Alesa Lightbourne, Ph.D. addresses this very issue in a new white paper published by Socius, an Ohio-based Microsoft CRM and ERP partner, entitled:
The white paper cites industry analysts and researchers as well as business executives who have successfully integrated their solutions and are reaping substantial returns on their investments. Both Neundorfer, a clean technologies company near Cleveland, Ohio and Divisions, Inc., a facilities management company outside of Cincinnati, Ohio are featured in the paper as examples of organizations that have streamlined business processes and financially benefited from integrating Microsoft Dynamics CRM with their Microsoft Dynamics GP ERP solutions.
By Socius,
Hi,
The Socius1 white paper is necessarily brief and picks up only a few good examples of ROI calculations that any director worth their salt should have handy.

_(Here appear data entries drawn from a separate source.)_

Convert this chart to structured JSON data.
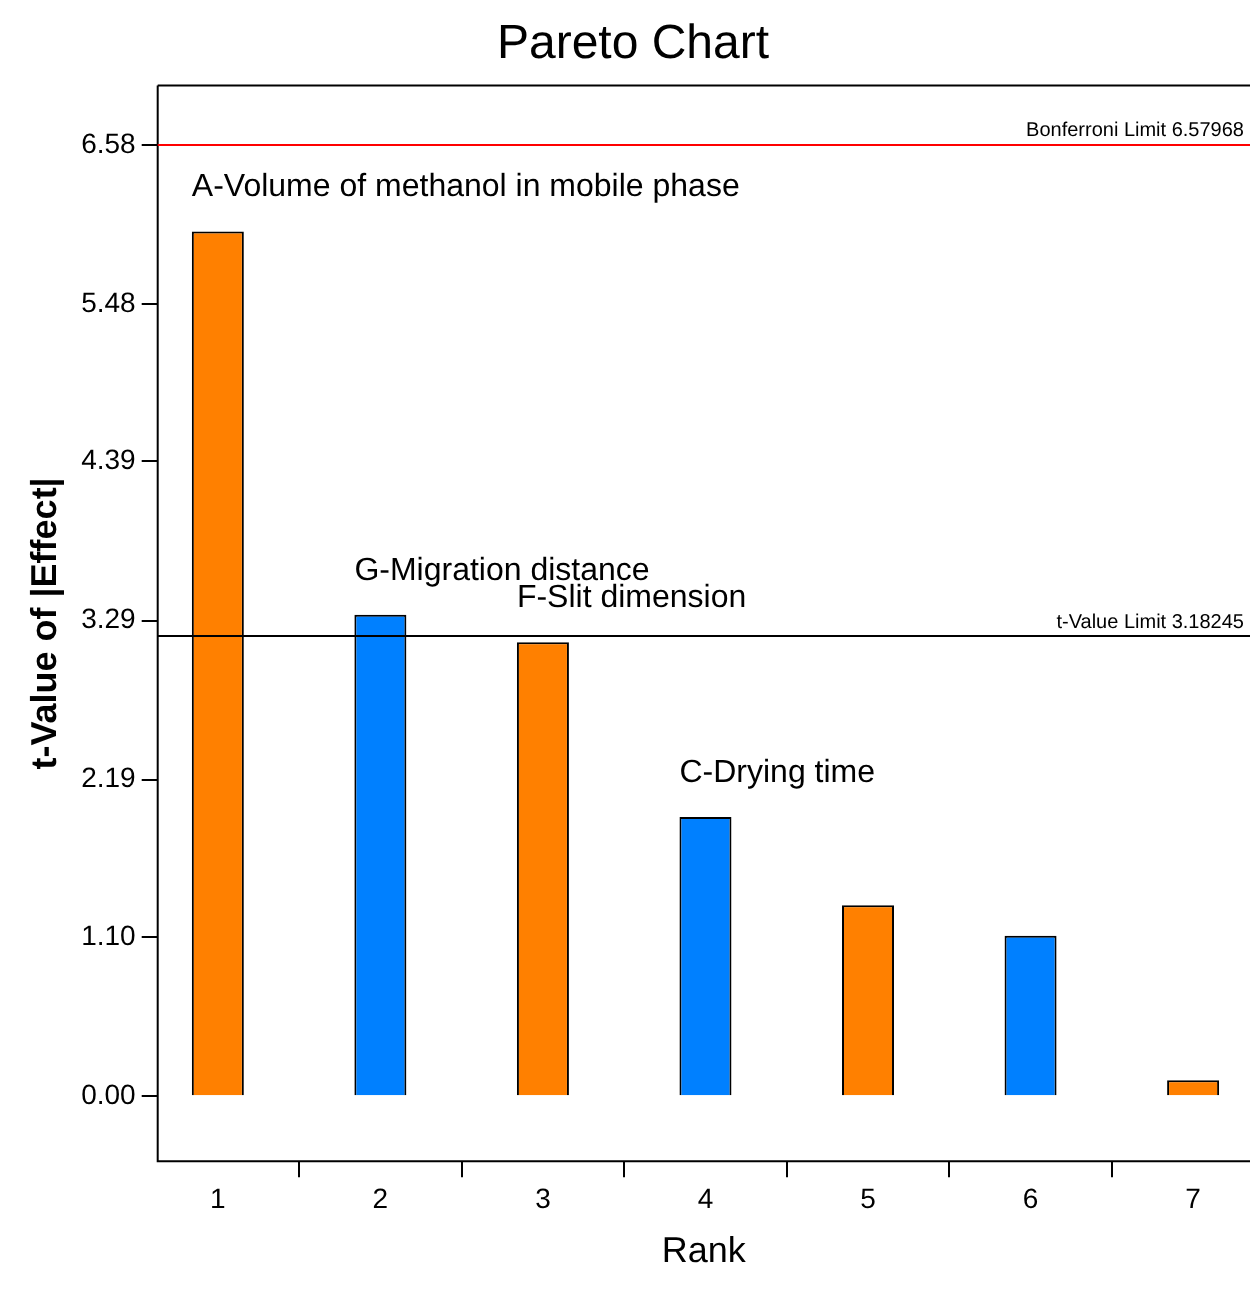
{
  "chart_data": {
    "type": "bar",
    "title": "Pareto Chart",
    "xlabel": "Rank",
    "ylabel": "t-Value of |Effect|",
    "x": [
      1,
      2,
      3,
      4,
      5,
      6,
      7
    ],
    "values": [
      5.98,
      3.33,
      3.14,
      1.93,
      1.32,
      1.11,
      0.11
    ],
    "colors": [
      "#ff8000",
      "#0080ff",
      "#ff8000",
      "#0080ff",
      "#ff8000",
      "#0080ff",
      "#ff8000"
    ],
    "xlim": [
      0.63,
      7.35
    ],
    "xticks": [
      1,
      2,
      3,
      4,
      5,
      6,
      7
    ],
    "ylim": [
      -0.45,
      6.99
    ],
    "yticks": [
      {
        "value": 0,
        "label": "0.00"
      },
      {
        "value": 1.1,
        "label": "1.10"
      },
      2.19,
      3.29,
      4.39,
      5.48,
      6.58
    ],
    "grid": false,
    "ref_lines": [
      {
        "axis": "y",
        "value": 6.57968,
        "label": "Bonferroni Limit 6.57968",
        "color": "#ff0000"
      },
      {
        "axis": "y",
        "value": 3.18245,
        "label": "t-Value Limit 3.18245",
        "color": "#000000"
      }
    ],
    "annotations": [
      {
        "text": "A-Volume of methanol in mobile phase",
        "x": 1,
        "y": 5.98
      },
      {
        "text": "G-Migration distance",
        "x": 2,
        "y": 3.33
      },
      {
        "text": "F-Slit dimension",
        "x": 3,
        "y": 3.14
      },
      {
        "text": "C-Drying time",
        "x": 4,
        "y": 1.93
      }
    ]
  }
}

There are however other considerations to be made about the ramifications of ERP+CRM integration, which are tricky to put a price tag on. My favourite is audit requirements.
Over here in the UK, accountants and other professional in the finance area are bound/guided by generally accepted accounting principles. The key one of them is that the finance guy has to be a pessimist... "show me the money" might be their rule for accepting some transaction to be entered in to their pristine and error free ledgers...
The people working in sales have the opposite outlook on forecasting sales. They are expected to populate their CRM activities and forecasts with everything they can gets their hands on, and then qualify out, filter out the bad opportunities and expect a high share of failed opportunities between qualification, ordering and the eventual arrival of cash. It is common for sales directors to demand that the sales pipeline is 3, 4, 5x the sales objectives for the period. Clearly there is a lot of sales that will NOT result in cash inflow and are entered into your CRM as work in progress with a date that would fit in your current financial year.
If your CRM and ERP are 2 applications working together in real time, each other feeding and updating database fields kept by the other, then there will certainly be a moment in time when the finance audit will come across the optimistic forecast of the sales teams, and will begin wondering how much of the rest of all cash inflows are good, GAAP-approved estimates, and how much of it are sales people pulling numbers out of... well, you know...
I have some experience with MS ERP and CRM and if I were to make such decisions for my own company, I'd keep the systems apart. I'd have the CRM licenses for the CRM users (they're cheaper!), ERP licenses for the manufacturing, finance, etc... and both licenses for those guys who need to have their hands on the whole of the business.
Instead of real time integration, I'd put my money on regular batch jobs to synchronise the address books on both applications, feeding the "credit score" and "payment history" fields (those that socius1 uses as a key example) from ERP to read only fields on CRM. Part of the time & effort savings would be achieved without getting the opposing mindsets of finance and sales fighting it out and making forecasts even harder to prepare.
PS: Check your dictionaries before replying, as there is a lot of people out there who think that a batch CSV import/export is an exmaple of "integration".